I am trying to make this term an approach to the literature I’ve always wanted to read but never did. so far I’ve finished Hemingway’s A Farewell To Arms (a revelation, if I may be pretentious enough to say so), Virginia Woolf’s To The Lighthouse (lovely writing in some bits, but generally a bit too much for my taste) and I’m halfway through Fitzgerald’s short stories (some amazing writing a la Gatsby in there). Heart of Darkness and Dubliners are sitting on my bedside table waiting. any other recommendations?

oh, 新年快乐, 恭喜发财, 万事如意, 年年有余, 步步高升, 身体健康, 考好成绩, 红包多多, etc!

January 5, 2012

the worst part about coming back home is having to leave again. more specifically, the feeling of having to leave. I’ll be perfectly fine (I suppose) once I get back to london and have to fend for myself again, but this pre-departure melancholy is just not very enjoyable.

it’s been a good 3 weeks, of course. it’s a pity I spent a fair bit of my first week back almost missing london. now that seems like a long, long time ago.

till June then.

so this is the new year (and I don’t feel any different?)

January 1, 2012

listening to Death Cab’s “The New Year” (source for this post’s title) every Jan 1 is becoming a sort of yearly ritual.

as is re-reading all my blog posts from the previous year, which, for the first time in quite a few years, I managed to do immediately after midnight.

two things sprang to my mind after typing the previous sentence. the first, rather less relevant one relates to Communication, Psychology, Experience. as part of my research for the essay I wrote for that module I read about therapeutics, which is that culture of psychological self-help that pervades our modern existences in neoliberal societies (N.B. I sound like I know more than I really do here and in the bit that follows). forms of writing, especially diaristic practices e.g. blogging, can be seen as a form of confession, in which the writer ‘writes’ himself as a subject to be known and understood by himself and other readers. such practices contribute to forming an identity inextricably linked with psychological concepts: growth, emotional maturity, etc.

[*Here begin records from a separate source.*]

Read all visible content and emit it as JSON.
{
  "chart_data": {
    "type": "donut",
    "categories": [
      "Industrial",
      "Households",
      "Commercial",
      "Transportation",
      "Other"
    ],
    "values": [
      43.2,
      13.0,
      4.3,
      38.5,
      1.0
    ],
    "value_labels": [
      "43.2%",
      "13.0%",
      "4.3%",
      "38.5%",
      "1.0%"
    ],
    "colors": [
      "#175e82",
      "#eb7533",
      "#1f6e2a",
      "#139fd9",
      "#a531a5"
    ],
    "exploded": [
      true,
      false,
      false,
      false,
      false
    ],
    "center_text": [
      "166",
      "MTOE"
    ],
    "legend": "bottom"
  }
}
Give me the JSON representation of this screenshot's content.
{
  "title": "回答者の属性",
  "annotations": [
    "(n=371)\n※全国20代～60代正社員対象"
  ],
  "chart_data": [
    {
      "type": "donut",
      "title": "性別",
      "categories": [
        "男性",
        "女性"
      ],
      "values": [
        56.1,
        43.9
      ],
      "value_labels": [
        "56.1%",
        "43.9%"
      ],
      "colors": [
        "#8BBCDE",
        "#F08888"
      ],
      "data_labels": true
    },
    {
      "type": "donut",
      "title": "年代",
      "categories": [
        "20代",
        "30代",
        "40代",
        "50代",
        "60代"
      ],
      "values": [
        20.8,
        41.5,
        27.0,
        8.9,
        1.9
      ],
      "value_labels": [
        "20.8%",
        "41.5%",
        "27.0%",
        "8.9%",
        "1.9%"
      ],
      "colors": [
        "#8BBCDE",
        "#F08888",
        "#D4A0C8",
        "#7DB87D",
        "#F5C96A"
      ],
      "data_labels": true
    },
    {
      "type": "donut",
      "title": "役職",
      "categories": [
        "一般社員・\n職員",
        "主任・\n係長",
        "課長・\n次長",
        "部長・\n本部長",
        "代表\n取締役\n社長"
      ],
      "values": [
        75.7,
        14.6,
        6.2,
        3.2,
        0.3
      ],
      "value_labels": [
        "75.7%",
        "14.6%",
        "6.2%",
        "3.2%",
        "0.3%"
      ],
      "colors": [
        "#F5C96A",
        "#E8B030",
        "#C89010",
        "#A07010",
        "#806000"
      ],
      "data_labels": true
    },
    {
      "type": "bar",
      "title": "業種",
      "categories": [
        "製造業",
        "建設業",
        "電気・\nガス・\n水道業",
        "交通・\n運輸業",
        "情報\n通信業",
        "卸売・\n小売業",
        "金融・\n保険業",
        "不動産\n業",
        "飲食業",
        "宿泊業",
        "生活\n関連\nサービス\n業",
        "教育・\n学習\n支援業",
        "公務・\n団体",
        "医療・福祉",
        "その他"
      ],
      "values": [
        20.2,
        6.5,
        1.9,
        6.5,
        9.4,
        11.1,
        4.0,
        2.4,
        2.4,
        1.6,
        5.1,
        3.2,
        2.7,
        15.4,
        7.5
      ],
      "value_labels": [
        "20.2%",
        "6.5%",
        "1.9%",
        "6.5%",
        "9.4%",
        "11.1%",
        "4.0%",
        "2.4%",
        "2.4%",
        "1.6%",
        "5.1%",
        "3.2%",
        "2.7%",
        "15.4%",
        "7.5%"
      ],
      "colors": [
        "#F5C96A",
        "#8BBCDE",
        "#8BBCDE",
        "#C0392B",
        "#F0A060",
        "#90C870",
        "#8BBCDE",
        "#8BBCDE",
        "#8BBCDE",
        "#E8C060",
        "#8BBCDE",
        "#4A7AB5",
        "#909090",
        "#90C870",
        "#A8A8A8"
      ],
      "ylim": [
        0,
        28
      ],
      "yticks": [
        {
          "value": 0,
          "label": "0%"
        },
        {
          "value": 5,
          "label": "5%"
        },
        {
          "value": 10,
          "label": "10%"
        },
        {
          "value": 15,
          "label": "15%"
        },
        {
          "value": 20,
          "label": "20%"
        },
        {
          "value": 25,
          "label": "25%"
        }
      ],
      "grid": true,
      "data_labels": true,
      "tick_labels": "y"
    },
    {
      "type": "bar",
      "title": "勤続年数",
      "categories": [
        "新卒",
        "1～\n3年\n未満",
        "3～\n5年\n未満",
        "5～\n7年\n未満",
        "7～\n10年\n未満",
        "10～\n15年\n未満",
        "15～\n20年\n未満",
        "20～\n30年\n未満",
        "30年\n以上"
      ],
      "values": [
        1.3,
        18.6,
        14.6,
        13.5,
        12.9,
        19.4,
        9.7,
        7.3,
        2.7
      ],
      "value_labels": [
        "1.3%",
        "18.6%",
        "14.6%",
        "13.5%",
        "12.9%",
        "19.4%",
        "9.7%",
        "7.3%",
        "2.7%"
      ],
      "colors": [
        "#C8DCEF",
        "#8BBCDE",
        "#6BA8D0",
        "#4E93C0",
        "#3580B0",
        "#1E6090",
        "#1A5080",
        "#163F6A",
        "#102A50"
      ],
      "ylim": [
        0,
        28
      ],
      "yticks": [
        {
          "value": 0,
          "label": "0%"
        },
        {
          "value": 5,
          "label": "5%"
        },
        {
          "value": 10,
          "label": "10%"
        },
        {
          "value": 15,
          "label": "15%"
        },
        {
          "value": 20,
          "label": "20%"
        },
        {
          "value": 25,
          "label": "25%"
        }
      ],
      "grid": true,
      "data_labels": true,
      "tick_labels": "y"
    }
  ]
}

ok, /end academic pretensions. nonetheless, I’ve done some really interesting theory stuff this year, especially with Cultural Studies in the Spring and both the psychology- and sociology-related courses in the Autumn. I don’t think I can say such things with any real certainty, but I would venture that my perspectives have widened. it is a real blessing to be able to learn all this stuff  - it’s been good enough that postgrad studies seems like a possible option in the future. photography and script & prose (particularly people’s very gratifying comments) have been great too, and I hope practice continues to surprise and prove fruitful even if it gets frustrating.

the second thing related to re-reading all my 2011 blog posts is the fact that I read them immediately after midnight. new year’s eve this time was a very small affair, and the people who came didn’t stay for the countdown as they had other plans. I was in the shower at the stroke of midnight actually, and it felt a little strange – sad? – to come out and see the fireworks and the flares from the ships, but the house all silent and my family already asleep. I admit I still feel a little pathetic about being removed from all the celebration, being alone. can’t be helped I suppose. since turning 21, the sense of people having other commitments and other people to be with has only got stronger. to be honest, I haven’t come to terms with that yet. I have a feeling I won’t till I get myself a girlfriend, if that ever happens (and even if it does…). in a way it makes me feel more determined to settle into myself. still, I’m very glad for my circle of friends, you all know who you are.

it’s been an eye-opening year in other ways. visited Belgium, Turkey, Israel, Paris, Venice, Rome, Munich, Copenhagen, Oxford, Bath, Windsor, Stratford-upon-Avon, etc… pretty amazing thinking back on it now. had a great holiday with great company in Bintan. voted for the first time in my life and laid a foundation for my view of politics (?). found and moved into a house (again, with great company). became an uncle. played far too many games of Saboteur. had the best summer of my life, probably.